As for the speculators: In recent years, many projects used complex legal shields to dodge oversight—Cayman registration, DAO governance, “fully decentralized” claims.
With Project Crypto’s clear-cut rules, those gray zones disappear. You either go all-in on decentralization (accepting liquidity and UX limits) or go fully compliant (accepting regulatory costs). There’s no longer a safe middle lane.
From a business perspective, the window for building a dominant position is closing fast.
In platform-based winner-take-all economies, first-mover advantage is crucial. Whoever can assemble a comprehensive ecosystem in the coming months could be the next crypto finance titan.

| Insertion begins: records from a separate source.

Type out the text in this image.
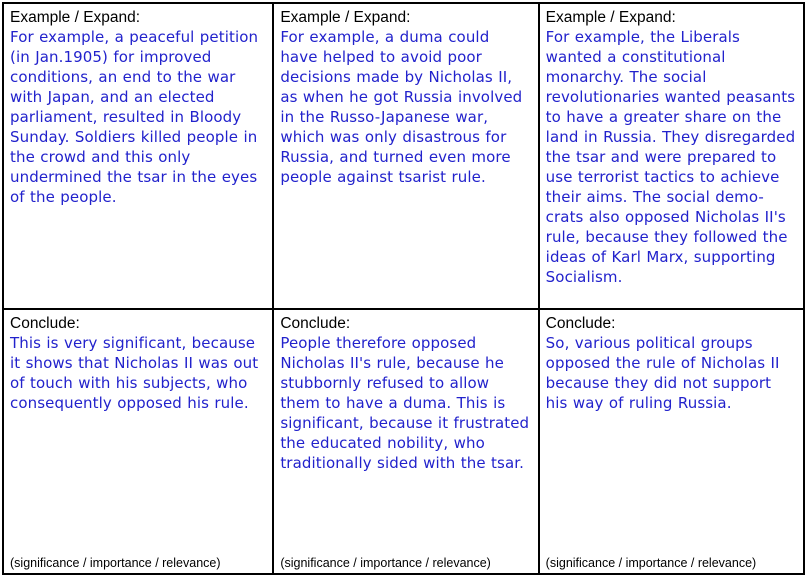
Example / Expand:
For example, a peaceful petition (in Jan.1905) for improved conditions, an end to the war with Japan, and an elected parliament, resulted in Bloody Sunday. Soldiers killed people in the crowd and this only undermined the tsar in the eyes of the people.
Example / Expand:
For example, a duma could have helped to avoid poor decisions made by Nicholas II, as when he got Russia involved in the Russo-Japanese war, which was only disastrous for Russia, and turned even more people against tsarist rule.
Example / Expand:
For example, the Liberals wanted a constitutional monarchy. The social revolutionaries wanted peasants to have a greater share on the land in Russia. They disregarded the tsar and were prepared to use terrorist tactics to achieve their aims. The social demo-crats also opposed Nicholas II's rule, because they followed the ideas of Karl Marx, supporting Socialism.
Conclude:
This is very significant, because it shows that Nicholas II was out of touch with his subjects, who consequently opposed his rule.
(significance / importance / relevance)
Conclude:
People therefore opposed Nicholas II's rule, because he stubbornly refused to allow them to have a duma. This is significant, because it frustrated the educated nobility, who traditionally sided with the tsar.
(significance / importance / relevance)
Conclude:
So, various political groups opposed the rule of Nicholas II because they did not support his way of ruling Russia.
(significance / importance / relevance)
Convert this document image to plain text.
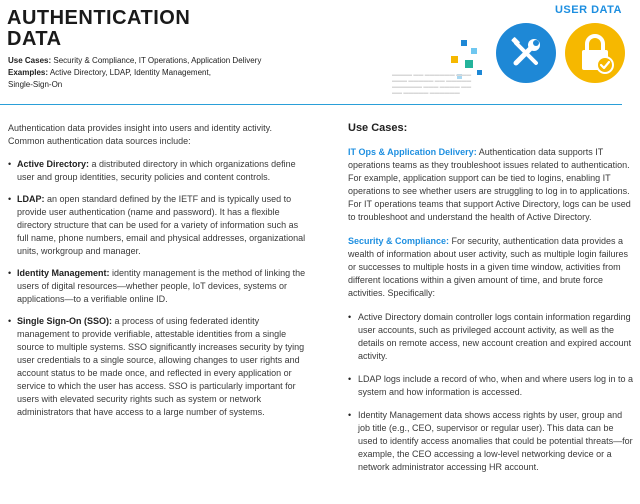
AUTHENTICATION
DATA
Use Cases: Security & Compliance, IT Operations, Application Delivery
Examples: Active Directory, LDAP, Identity Management,
Single-Sign-On
USER DATA
▬▬▬▬ ▬▬ ▬▬▬▬▬▬ ▬▬▬
▬▬▬ ▬▬▬▬▬ ▬▬ ▬▬▬▬▬
▬▬▬▬▬▬ ▬▬▬ ▬▬▬▬ ▬▬
▬▬ ▬▬▬▬▬ ▬▬▬▬▬▬

Authentication data provides insight into users and identity activity. Common authentication data sources include:

• Active Directory: a distributed directory in which organizations define user and group identities, security policies and content controls.
• LDAP: an open standard defined by the IETF and is typically used to provide user authentication (name and password). It has a flexible directory structure that can be used for a variety of information such as full name, phone numbers, email and physical addresses, organizational units, workgroup and manager.
• Identity Management: identity management is the method of linking the users of digital resources—whether people, IoT devices, systems or applications—to a verifiable online ID.
• Single Sign-On (SSO): a process of using federated identity management to provide verifiable, attestable identities from a single source to multiple systems. SSO significantly increases security by tying user credentials to a single source, allowing changes to user rights and account status to be made once, and reflected in every application or service to which the user has access. SSO is particularly important for users with elevated security rights such as system or network administrators that have access to a large number of systems.
Use Cases:

IT Ops & Application Delivery: Authentication data supports IT operations teams as they troubleshoot issues related to authentication. For example, application support can be tied to logins, enabling IT operations to see whether users are struggling to log in to applications. For IT operations teams that support Active Directory, logs can be used to troubleshoot and understand the health of Active Directory.

Security & Compliance: For security, authentication data provides a wealth of information about user activity, such as multiple login failures or successes to multiple hosts in a given time window, activities from different locations within a given amount of time, and brute force activities. Specifically:

• Active Directory domain controller logs contain information regarding user accounts, such as privileged account activity, as well as the details on remote access, new account creation and expired account activity.
• LDAP logs include a record of who, when and where users log in to a system and how information is accessed.
• Identity Management data shows access rights by user, group and job title (e.g., CEO, supervisor or regular user). This data can be used to identify access anomalies that could be potential threats—for example, the CEO accessing a low-level networking device or a network administrator accessing HR account.
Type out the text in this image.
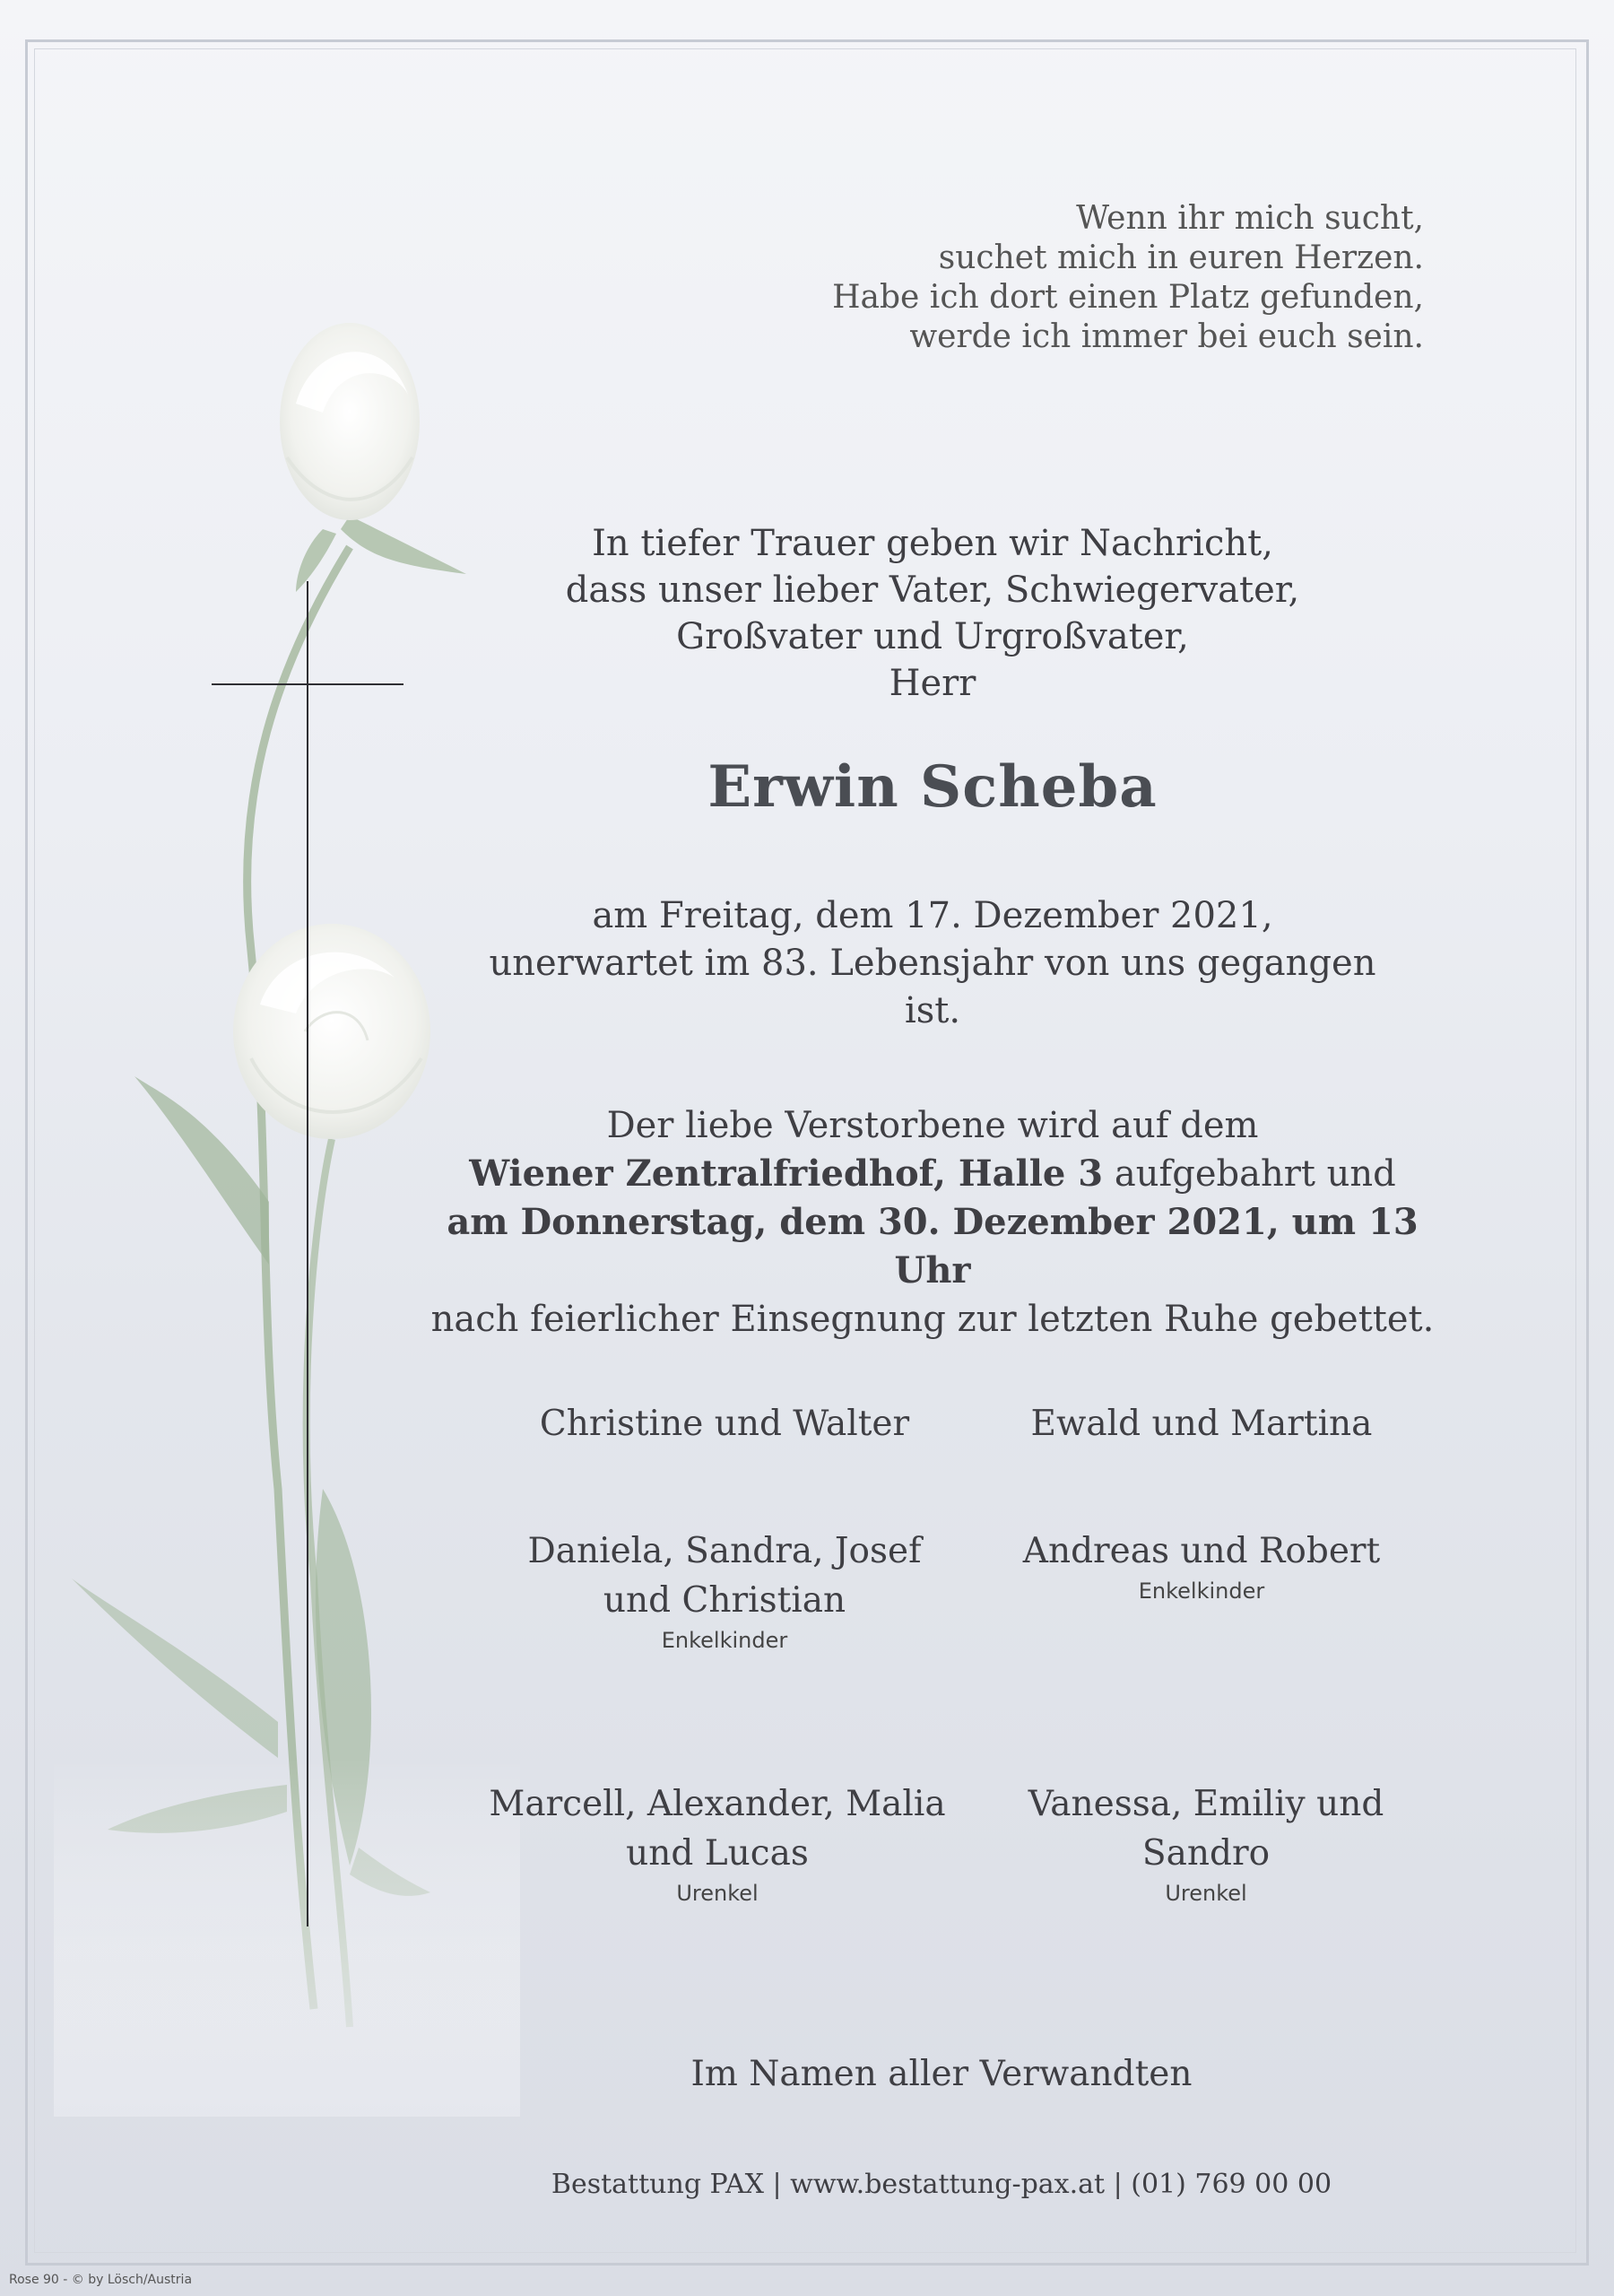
Wenn ihr mich sucht,
suchet mich in euren Herzen.
Habe ich dort einen Platz gefunden,
werde ich immer bei euch sein.
In tiefer Trauer geben wir Nachricht,
dass unser lieber Vater, Schwiegervater,
Großvater und Urgroßvater,
Herr
Erwin Scheba
am Freitag, dem 17. Dezember 2021,
unerwartet im 83. Lebensjahr von uns gegangen ist.
Der liebe Verstorbene wird auf dem
Wiener Zentralfriedhof, Halle 3 aufgebahrt und
am Donnerstag, dem 30. Dezember 2021, um 13 Uhr
nach feierlicher Einsegnung zur letzten Ruhe gebettet.
Christine und Walter	Ewald und Martina
Daniela, Sandra, Josef
und Christian
Enkelkinder
Andreas und Robert
Enkelkinder
Marcell, Alexander, Malia
und Lucas
Urenkel
Vanessa, Emiliy und Sandro
Urenkel
Im Namen aller Verwandten
Bestattung PAX | www.bestattung-pax.at | (01) 769 00 00
Rose 90 - © by Lösch/Austria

In 2007, when Steve Jobs unveiled the first iPhone, Nokia’s executives laughed—how could a phone with no keyboard ever succeed? Eighteen months later, the structure of the entire mobile industry had been rewritten.
Project Crypto may turn out to be the “iPhone keynote” for crypto finance.
Not because it’s flawless, but because it’s the first to show traditional finance what’s possible: real integration of crypto and traditional assets, new models for compliant innovation, new forms of financial delivery.
But remember, it wasn’t the original iPhone that changed the world—it was the App Store. Project Crypto is just the starting point; the true transformation will come when a new ecosystem takes hold.
When millions of developers start building, when billions of users get comfortable with on-chain finance—that’s when the wave crests.
Any judgment now is premature. The story is just beginning.